ClawRouter automatically filters out models that can't handle your context size:
150K token request:
Full chain: [grok-4-fast (131K), deepseek (128K), kimi (262K), gemini (1M)]
Filtered: [kimi (262K), gemini (1M)]
→ Skips models that would fail with "context too long" errors
This prevents wasted API calls and faster fallback to capable models.
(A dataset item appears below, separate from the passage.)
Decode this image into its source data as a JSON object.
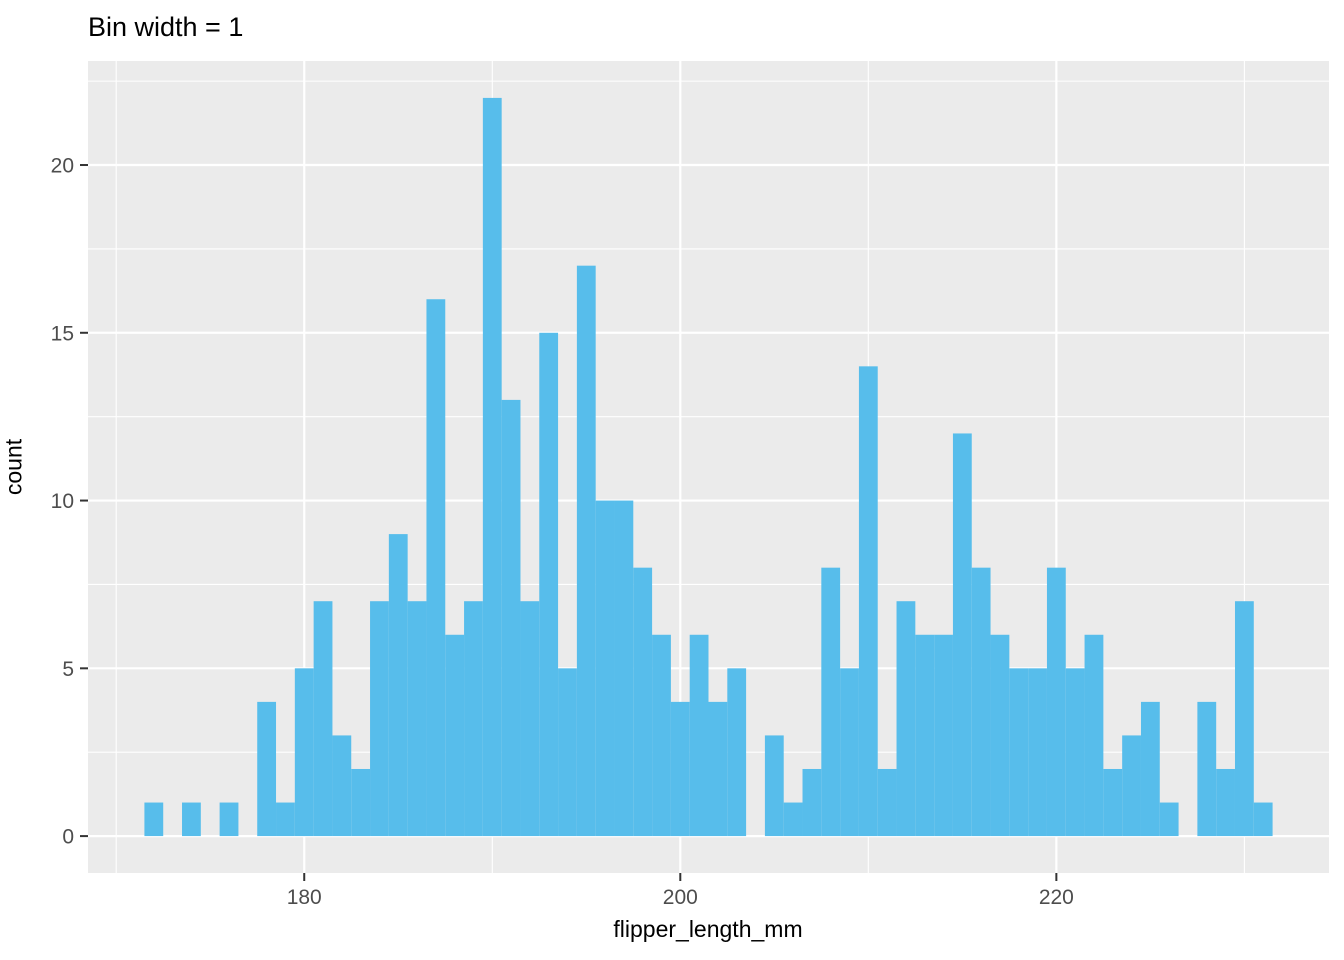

Use short aliases instead of full model paths:
/model free # gpt-oss-120b (FREE!)
/model br-sonnet # anthropic/claude-sonnet-4.6
/model br-opus # anthropic/claude-opus-4
/model br-haiku # anthropic/claude-haiku-4.5
/model gpt # openai/gpt-4o
/model gpt5 # openai/gpt-5.2
/model deepseek # deepseek/deepseek-chat
/model reasoner # deepseek/deepseek-reasoner
/model kimi # moonshot/kimi-k2.5
/model gemini # google/gemini-2.5-pro
/model flash # google/gemini-2.5-flash
/model grok # xai/grok-3
/model grok-fast # xai/grok-4-fast-reasoningAll aliases work with /model blockrun/xxx or just /model xxx.
When your wallet balance hits $0, ClawRouter automatically falls back to the free model (gpt-oss-120b):
Wallet: $0.00
Request: "Help me write a function"
→ Routes to gpt-oss-120b (FREE)
→ No "insufficient funds" error
→ Keep building while you top up
You'll never get blocked by an empty wallet — the free tier keeps you running.
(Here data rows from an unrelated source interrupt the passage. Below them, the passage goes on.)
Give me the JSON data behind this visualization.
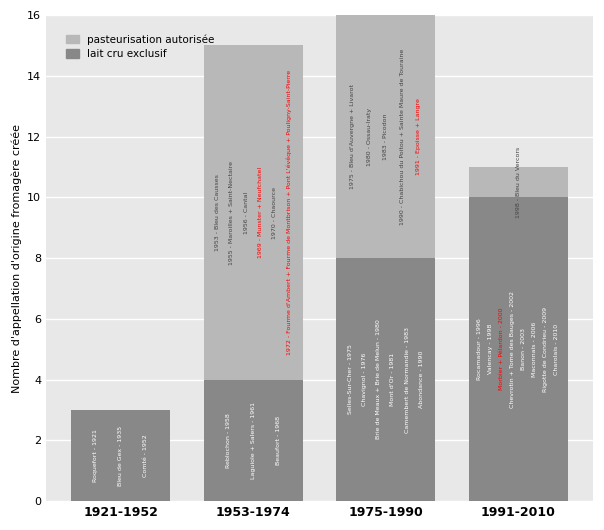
{
  "categories": [
    "1921-1952",
    "1953-1974",
    "1975-1990",
    "1991-2010"
  ],
  "dark_values": [
    3,
    4,
    8,
    10
  ],
  "light_values": [
    0,
    11,
    8,
    1
  ],
  "dark_color": "#888888",
  "light_color": "#b8b8b8",
  "bg_color": "#e8e8e8",
  "ylabel": "Nombre d'appellation d'origine fromagère créée",
  "ylim": [
    0,
    16
  ],
  "yticks": [
    0,
    2,
    4,
    6,
    8,
    10,
    12,
    14,
    16
  ],
  "legend_light": "pasteurisation autorisée",
  "legend_dark": "lait cru exclusif",
  "bar_width": 0.75,
  "dark_annotations": {
    "1921-1952": [
      "Roquefort - 1921",
      "Bleu de Gex - 1935",
      "Comté - 1952"
    ],
    "1953-1974": [
      "Reblochon - 1958",
      "Laguiole + Salers - 1961",
      "Beaufort - 1968"
    ],
    "1975-1990": [
      "Selles-Sur-Cher - 1975",
      "Chavignol - 1976",
      "Brie de Meaux + Brie de Melun - 1980",
      "Mont d'Or - 1981",
      "Camembert de Normandie - 1983",
      "Abondance - 1990"
    ],
    "1991-2010": [
      "Rocamadour - 1996",
      "Valencay - 1998",
      "Morbier + Pélardon - 2000",
      "Chevrotin + Tome des Bauges - 2002",
      "Banon - 2003",
      "Maconnais - 2006",
      "Rigotte de Condrieu - 2009",
      "Charolais - 2010"
    ]
  },
  "dark_red_indices": {
    "1921-1952": [],
    "1953-1974": [],
    "1975-1990": [],
    "1991-2010": [
      2
    ]
  },
  "light_annotations": {
    "1921-1952": [],
    "1953-1974": [
      "1953 - Bleu des Causses",
      "1955 - Maroilles + Saint-Nectaire",
      "1956 - Cantal",
      "1969 - Munster + Neufchatel",
      "1970 - Chaource",
      "1972 - Fourme d'Ambert + Fourme de Montbrison + Pont L'évêque + Pouligny-Saint-Pierre"
    ],
    "1975-1990": [
      "1975 - Bleu d'Auvergne + Livarot",
      "1980 - Ossau-Iraty",
      "1983 - Picodon",
      "1990 - Chabichou du Poitou + Sainte Maure de Touraine",
      "1991 - Epoisse + Langre"
    ],
    "1991-2010": [
      "1998 - Bleu du Vercors"
    ]
  },
  "light_red_indices": {
    "1921-1952": [],
    "1953-1974": [
      3,
      5
    ],
    "1975-1990": [
      4
    ],
    "1991-2010": []
  },
  "light_text_color": "#444444",
  "dark_text_color": "#ffffff",
  "font_size": 4.5,
  "xlabel_fontsize": 9,
  "ylabel_fontsize": 8,
  "tick_fontsize": 8,
  "legend_fontsize": 7.5
}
For multi-turn conversations, ClawRouter pins the model to prevent mid-task switching:
Turn 1: "Build a React component" → claude-sonnet-4.6
Turn 2: "Add dark mode support" → claude-sonnet-4.6 (pinned)
Turn 3: "Now add tests" → claude-sonnet-4.6 (pinned)
Sessions are identified by conversation ID and persist for 1 hour of inactivity.
Track your savings in real-time:
# In any OpenClaw conversation
/statsOutput:
+============================================================+
| ClawRouter Usage Statistics |
+============================================================+
| Period: last 7 days |
| Total Requests: 442 |
| Total Cost: $1.73 |
| Baseline Cost (Opus): $20.13 |
| Total Saved: $18.40 (91.4%) |
+------------------------------------------------------------+
| Routing by Tier: |
| SIMPLE =========== 55.0% (243) |
| MEDIUM ====== 30.8% (136) |
| COMPLEX = 7.2% (32) |
| REASONING = 7.0% (31) |
+============================================================+
Stats are stored locally at ~/.openclaw/blockrun/logs/ and aggregated on demand.